Huang Di Nei Jing (Yellow Emperor's Inner Classic)

The concept of blood stasis has its roots in the Nei Jing, where the Su Wen discusses how cold causes blood to congeal and how heat can cause blood to flow recklessly. The Ling Shu discusses how blood that does not flow properly accumulates and causes pain, establishing the foundational principle of 'bu tong ze tong' (不通则痛, 'where there is no free flow, there is pain').

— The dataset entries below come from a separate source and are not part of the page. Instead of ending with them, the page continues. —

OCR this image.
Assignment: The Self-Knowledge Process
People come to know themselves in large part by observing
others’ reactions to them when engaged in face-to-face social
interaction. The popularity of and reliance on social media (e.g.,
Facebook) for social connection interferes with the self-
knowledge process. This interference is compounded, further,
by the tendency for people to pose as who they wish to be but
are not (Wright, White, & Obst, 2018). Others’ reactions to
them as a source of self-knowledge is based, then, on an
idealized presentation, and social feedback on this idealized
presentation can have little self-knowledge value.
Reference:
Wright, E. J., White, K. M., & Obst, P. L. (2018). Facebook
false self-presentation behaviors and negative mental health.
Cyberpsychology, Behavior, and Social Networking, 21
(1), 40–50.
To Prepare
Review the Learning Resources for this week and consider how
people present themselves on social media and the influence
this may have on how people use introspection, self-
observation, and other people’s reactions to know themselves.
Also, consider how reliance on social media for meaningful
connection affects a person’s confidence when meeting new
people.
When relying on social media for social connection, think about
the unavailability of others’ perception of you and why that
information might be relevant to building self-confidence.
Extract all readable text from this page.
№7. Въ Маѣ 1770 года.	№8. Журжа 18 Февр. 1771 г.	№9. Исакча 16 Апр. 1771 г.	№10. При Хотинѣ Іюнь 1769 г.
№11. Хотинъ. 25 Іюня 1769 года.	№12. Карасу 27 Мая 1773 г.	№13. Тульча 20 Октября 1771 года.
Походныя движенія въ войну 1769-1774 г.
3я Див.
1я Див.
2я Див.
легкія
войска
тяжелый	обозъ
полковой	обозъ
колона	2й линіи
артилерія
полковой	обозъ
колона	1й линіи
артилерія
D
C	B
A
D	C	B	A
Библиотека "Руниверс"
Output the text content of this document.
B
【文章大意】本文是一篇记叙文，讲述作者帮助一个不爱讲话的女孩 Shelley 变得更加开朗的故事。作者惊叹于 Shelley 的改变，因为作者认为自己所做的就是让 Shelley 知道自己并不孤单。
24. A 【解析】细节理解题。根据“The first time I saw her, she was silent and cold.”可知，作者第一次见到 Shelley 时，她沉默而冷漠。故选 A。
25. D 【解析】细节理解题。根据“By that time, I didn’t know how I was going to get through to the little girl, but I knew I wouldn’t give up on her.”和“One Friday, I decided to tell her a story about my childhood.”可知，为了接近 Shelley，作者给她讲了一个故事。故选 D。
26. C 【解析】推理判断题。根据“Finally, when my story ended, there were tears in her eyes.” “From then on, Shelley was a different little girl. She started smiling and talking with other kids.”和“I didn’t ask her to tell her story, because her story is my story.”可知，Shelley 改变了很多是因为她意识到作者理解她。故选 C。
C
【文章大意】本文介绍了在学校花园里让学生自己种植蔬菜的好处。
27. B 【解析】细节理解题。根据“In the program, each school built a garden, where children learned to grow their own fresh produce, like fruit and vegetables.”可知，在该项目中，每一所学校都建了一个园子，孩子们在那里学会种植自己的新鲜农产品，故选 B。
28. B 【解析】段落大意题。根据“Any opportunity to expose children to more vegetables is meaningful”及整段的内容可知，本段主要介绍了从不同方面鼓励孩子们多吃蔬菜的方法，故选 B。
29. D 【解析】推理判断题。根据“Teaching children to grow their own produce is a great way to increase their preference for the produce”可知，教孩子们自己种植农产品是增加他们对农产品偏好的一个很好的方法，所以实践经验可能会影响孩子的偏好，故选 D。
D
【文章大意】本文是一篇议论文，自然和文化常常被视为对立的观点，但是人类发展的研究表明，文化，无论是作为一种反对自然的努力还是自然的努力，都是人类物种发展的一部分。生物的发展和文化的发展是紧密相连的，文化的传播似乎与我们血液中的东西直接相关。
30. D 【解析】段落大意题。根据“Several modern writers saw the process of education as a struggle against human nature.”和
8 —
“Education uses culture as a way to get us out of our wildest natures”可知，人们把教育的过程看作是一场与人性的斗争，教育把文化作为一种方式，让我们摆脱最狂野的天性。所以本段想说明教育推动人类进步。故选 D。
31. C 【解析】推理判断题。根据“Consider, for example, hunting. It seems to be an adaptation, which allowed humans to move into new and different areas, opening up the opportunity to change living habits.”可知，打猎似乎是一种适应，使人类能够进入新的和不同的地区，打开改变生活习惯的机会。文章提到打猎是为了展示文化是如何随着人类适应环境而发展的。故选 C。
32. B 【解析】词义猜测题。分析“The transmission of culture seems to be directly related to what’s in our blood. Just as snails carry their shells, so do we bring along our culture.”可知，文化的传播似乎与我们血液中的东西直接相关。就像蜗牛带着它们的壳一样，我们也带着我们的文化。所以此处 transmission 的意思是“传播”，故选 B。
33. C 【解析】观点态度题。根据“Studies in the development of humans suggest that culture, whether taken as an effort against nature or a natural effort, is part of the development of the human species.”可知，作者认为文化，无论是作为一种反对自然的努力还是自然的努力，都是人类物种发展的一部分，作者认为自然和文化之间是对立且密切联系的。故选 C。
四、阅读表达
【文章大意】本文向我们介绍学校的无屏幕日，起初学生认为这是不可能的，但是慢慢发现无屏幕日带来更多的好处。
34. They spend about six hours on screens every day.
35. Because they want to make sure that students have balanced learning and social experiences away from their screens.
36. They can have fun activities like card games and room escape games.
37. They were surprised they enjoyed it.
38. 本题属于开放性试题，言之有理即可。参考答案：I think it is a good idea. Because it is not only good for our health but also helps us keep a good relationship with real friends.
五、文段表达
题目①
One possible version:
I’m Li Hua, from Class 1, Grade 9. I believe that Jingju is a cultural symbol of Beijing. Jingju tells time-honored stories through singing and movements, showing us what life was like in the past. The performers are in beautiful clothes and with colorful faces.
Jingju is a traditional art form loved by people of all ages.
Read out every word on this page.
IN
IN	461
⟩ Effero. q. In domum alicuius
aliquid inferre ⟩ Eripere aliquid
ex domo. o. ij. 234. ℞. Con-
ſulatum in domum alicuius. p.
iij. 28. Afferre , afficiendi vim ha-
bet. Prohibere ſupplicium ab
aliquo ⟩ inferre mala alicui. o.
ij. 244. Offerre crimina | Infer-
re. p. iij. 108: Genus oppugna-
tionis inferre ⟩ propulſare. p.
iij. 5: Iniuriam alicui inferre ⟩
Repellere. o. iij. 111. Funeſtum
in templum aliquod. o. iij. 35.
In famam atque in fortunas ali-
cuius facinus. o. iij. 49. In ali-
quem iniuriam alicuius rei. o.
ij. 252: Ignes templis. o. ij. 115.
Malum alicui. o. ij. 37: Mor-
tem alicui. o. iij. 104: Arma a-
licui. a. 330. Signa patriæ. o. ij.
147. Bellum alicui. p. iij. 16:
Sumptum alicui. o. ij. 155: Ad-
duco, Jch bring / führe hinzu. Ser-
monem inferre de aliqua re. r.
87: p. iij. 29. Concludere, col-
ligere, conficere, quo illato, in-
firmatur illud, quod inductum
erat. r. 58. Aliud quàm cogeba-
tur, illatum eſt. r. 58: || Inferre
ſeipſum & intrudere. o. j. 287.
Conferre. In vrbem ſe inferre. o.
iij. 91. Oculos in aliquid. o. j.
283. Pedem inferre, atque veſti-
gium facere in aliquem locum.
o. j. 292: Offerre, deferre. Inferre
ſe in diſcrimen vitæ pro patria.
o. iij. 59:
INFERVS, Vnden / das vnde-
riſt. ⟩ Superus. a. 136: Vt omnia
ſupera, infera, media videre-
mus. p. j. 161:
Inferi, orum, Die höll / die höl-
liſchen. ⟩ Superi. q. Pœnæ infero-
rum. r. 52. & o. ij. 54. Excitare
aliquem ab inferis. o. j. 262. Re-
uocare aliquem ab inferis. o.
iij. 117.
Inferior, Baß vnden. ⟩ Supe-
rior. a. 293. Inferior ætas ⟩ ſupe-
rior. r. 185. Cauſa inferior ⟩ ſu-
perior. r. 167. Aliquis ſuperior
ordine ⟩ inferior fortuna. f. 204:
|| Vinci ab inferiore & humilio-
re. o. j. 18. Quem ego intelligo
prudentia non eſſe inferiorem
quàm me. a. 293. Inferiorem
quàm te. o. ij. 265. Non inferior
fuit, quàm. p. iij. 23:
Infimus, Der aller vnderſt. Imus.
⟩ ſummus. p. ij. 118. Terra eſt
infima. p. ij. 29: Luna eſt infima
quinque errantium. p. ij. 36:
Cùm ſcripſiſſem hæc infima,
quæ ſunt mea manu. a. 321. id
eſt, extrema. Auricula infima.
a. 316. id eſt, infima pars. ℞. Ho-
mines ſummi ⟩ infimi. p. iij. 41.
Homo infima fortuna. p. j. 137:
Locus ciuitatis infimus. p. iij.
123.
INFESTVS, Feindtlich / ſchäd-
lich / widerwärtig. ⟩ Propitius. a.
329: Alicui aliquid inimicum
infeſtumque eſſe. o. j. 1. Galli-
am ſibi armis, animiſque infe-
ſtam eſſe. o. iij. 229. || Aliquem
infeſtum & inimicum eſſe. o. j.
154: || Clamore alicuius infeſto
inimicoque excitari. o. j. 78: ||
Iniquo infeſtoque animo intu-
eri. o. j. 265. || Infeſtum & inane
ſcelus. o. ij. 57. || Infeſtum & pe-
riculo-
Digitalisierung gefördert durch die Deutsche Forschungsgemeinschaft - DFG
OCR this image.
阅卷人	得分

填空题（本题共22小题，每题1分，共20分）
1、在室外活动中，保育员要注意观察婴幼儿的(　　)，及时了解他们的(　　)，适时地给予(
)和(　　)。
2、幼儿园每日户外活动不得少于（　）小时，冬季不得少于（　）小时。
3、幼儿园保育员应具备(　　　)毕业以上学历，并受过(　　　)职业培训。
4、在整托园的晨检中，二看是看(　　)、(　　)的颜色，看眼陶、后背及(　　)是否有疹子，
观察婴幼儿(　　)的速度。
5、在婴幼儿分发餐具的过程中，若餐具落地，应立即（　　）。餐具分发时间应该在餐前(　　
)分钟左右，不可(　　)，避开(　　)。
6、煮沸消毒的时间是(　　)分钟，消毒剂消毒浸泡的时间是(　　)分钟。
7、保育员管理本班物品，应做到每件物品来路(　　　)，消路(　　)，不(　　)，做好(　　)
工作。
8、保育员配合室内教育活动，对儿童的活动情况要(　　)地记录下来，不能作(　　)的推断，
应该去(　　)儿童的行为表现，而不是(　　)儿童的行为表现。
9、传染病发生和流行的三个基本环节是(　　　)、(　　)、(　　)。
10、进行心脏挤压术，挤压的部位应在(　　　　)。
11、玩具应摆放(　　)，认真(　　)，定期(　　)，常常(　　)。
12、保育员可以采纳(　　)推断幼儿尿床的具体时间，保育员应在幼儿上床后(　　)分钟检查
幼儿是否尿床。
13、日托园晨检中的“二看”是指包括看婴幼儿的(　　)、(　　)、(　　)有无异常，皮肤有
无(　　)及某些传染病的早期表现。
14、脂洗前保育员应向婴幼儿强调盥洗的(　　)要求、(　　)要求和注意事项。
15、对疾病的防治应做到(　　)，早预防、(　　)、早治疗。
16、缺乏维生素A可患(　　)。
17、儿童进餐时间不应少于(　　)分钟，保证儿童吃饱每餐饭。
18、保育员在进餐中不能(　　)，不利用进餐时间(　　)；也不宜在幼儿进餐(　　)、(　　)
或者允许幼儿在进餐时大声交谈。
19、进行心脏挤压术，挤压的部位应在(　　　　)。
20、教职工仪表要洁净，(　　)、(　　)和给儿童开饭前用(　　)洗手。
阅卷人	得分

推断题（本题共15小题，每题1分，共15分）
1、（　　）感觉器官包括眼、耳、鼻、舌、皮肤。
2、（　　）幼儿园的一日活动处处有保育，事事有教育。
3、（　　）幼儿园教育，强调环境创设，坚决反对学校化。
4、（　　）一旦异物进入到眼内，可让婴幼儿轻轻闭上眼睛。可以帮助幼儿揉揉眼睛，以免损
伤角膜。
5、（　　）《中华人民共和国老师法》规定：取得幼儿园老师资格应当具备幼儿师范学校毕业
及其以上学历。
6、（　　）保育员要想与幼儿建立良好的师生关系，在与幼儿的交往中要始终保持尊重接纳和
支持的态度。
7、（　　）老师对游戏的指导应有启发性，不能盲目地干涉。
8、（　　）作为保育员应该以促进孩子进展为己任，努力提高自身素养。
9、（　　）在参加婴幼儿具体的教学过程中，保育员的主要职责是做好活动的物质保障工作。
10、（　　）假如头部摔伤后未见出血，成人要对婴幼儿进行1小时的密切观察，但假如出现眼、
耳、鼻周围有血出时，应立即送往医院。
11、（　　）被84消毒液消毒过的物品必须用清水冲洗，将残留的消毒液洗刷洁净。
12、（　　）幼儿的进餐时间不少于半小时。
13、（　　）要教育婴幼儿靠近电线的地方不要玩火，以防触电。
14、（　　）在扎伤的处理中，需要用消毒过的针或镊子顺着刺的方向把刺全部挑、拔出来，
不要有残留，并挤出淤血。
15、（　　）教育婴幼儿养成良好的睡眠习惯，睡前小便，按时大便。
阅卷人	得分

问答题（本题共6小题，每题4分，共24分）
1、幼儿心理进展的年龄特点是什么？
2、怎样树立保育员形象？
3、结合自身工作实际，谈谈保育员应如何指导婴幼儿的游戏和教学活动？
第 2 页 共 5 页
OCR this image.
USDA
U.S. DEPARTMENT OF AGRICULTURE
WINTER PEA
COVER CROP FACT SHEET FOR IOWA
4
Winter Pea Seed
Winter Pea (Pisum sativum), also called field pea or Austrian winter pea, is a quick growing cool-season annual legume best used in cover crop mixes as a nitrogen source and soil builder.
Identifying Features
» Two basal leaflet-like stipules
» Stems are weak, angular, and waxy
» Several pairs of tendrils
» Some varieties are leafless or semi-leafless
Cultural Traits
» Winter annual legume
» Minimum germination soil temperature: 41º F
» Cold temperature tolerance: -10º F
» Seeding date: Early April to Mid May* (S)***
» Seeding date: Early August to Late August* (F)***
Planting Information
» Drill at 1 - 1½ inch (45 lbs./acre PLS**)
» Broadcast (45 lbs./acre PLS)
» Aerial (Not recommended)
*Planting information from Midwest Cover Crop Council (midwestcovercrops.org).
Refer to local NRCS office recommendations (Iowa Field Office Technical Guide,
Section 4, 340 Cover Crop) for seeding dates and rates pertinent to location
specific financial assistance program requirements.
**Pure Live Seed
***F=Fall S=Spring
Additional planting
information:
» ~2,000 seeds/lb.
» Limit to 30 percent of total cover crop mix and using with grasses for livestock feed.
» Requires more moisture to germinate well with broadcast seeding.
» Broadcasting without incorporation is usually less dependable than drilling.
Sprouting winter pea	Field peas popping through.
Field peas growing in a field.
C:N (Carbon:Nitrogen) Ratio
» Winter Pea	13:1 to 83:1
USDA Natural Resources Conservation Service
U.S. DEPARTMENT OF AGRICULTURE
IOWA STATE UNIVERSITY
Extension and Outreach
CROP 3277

Shang Han Lun (Treatise on Cold Damage) by Zhang Zhongjing

The Shang Han Lun contains the earliest systematic clinical treatment of Blood stasis through the concept of 'Xu Xue' (蓄血, Blood Accumulation) syndrome. Conditions 124-126 describe how external pathogenic heat enters the lower abdomen and combines with blood to form stasis, causing lower abdominal hardness and fullness, mental agitation or mania, with urine still flowing freely. Zhang Zhongjing prescribed Tao He Cheng Qi Tang for milder cases and Di Dang Tang (Resistance Decoction, with leeches and gadfly) for severe cases.

Jin Gui Yao Lue (Esserta of the Golden Cabinet) by Zhang Zhongjing

This companion text addresses Blood stasis in gynaecological conditions, including Gui Zhi Fu Ling Wan for uterine masses from blood stasis, and discusses the general principle that 'departed blood' (离经之血) in the lower abdomen requires Blood-invigorating and stasis-resolving treatment.

Yi Lin Gai Cuo (Correcting Errors in Medical Practice) by Wang Qing Ren (Qing Dynasty)

Wang Qing Ren is considered the master of Blood stasis theory and treatment. He created the five Zhu Yu Tang (Drive Out Stasis Decoction) formulas, each targeting Blood stasis in a different body region: Xue Fu Zhu Yu Tang (chest), Tong Qiao Huo Xue Tang (head), Ge Xia Zhu Yu Tang (below the diaphragm), Shao Fu Zhu Yu Tang (lower abdomen), and Shen Tong Zhu Yu Tang (body pain/channels). He also established Bu Yang Huan Wu Tang for Qi-deficiency Blood stasis, fundamentally advancing clinical treatment.

Xue Zheng Lun (Treatise on Blood Disorders) by Tang Zonghai (Qing Dynasty)

This text systematically classifies blood disorders and establishes the principle that all blood which has left the vessels is stasis. It provides the theoretical basis for understanding the relationship between bleeding and stasis, and guides the combined treatment strategy of stopping bleeding while dispersing stasis.